Response 3: Thank you for this thoughtful observation. We agree that modeling the diagnostic performance of the composite IUS + FC approach could have strengthened the analysis. However, such modeling was not statistically feasible due to the limited number of included studies. Only one study (Goodsall et al., 2024) provided data on the combined use of IUS and FC. Without at least two independent datasets reporting composite results, pooled estimates or meta-analytic modeling could not be performed reliably. We have now clarified this limitation in both the Methods and Discussion sections of the manuscript to reflect the statistical constraints and the need for further studies reporting composite diagnostic data. Please see the highlighted lines 329-333, 636-637 and 645-658
We appreciate your suggestion, which has helped us improve the transparency and completeness of the manuscript.

Comment 4: Although English is adequate and clear, minor revisions for flow (e.g., redundancy, sentence transitions) would improve clarity.
Response 4: We appreciate the reviewer’s feedback regarding the quality of the English language used in the manuscript. We have undertaken a thorough review and revision of the entire text to enhance clarity, coherence, and grammatical accuracy.

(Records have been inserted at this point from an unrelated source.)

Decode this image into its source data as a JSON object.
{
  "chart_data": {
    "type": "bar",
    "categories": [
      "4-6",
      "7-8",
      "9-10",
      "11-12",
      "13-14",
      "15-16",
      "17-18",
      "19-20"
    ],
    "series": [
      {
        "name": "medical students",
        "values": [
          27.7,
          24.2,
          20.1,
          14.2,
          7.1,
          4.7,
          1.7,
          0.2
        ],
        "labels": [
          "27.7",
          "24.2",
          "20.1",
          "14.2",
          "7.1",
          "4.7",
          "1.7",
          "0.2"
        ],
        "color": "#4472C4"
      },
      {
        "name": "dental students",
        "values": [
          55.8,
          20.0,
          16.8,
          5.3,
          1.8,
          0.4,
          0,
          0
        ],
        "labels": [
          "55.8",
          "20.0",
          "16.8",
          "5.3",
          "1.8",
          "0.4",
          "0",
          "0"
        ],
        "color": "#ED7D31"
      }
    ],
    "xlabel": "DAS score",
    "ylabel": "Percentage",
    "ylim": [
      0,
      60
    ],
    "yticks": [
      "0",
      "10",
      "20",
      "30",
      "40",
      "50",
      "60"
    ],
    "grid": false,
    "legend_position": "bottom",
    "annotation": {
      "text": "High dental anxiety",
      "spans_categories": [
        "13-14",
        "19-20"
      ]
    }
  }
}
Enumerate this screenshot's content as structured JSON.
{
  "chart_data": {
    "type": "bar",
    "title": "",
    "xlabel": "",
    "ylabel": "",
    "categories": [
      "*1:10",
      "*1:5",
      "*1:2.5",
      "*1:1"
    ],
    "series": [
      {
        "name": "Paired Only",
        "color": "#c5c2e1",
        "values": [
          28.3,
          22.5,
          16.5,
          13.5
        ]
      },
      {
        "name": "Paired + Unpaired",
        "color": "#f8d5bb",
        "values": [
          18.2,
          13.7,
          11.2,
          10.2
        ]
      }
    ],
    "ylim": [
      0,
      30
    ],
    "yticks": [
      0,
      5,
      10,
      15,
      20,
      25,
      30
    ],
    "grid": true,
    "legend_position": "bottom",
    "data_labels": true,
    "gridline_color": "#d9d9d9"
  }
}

To ensure a high standard of language, we have made the following improvements:
1. Grammar and Syntax: We have corrected grammatical errors and improved sentence structures to facilitate better comprehension.
2. Technical Language: We have refined technical terms and ensured that the scientific terminology is used consistently and appropriately throughout the manuscript.
3. Clarity and Precision: We have clarified ambiguous phrases and ensured that all descriptions are concise and precise.
Additionally, we sought assistance from a professional language editing service to further improve the quality of the manuscript. We believe that these revisions have significantly enhanced the overall readability and quality of the English language in the manuscript.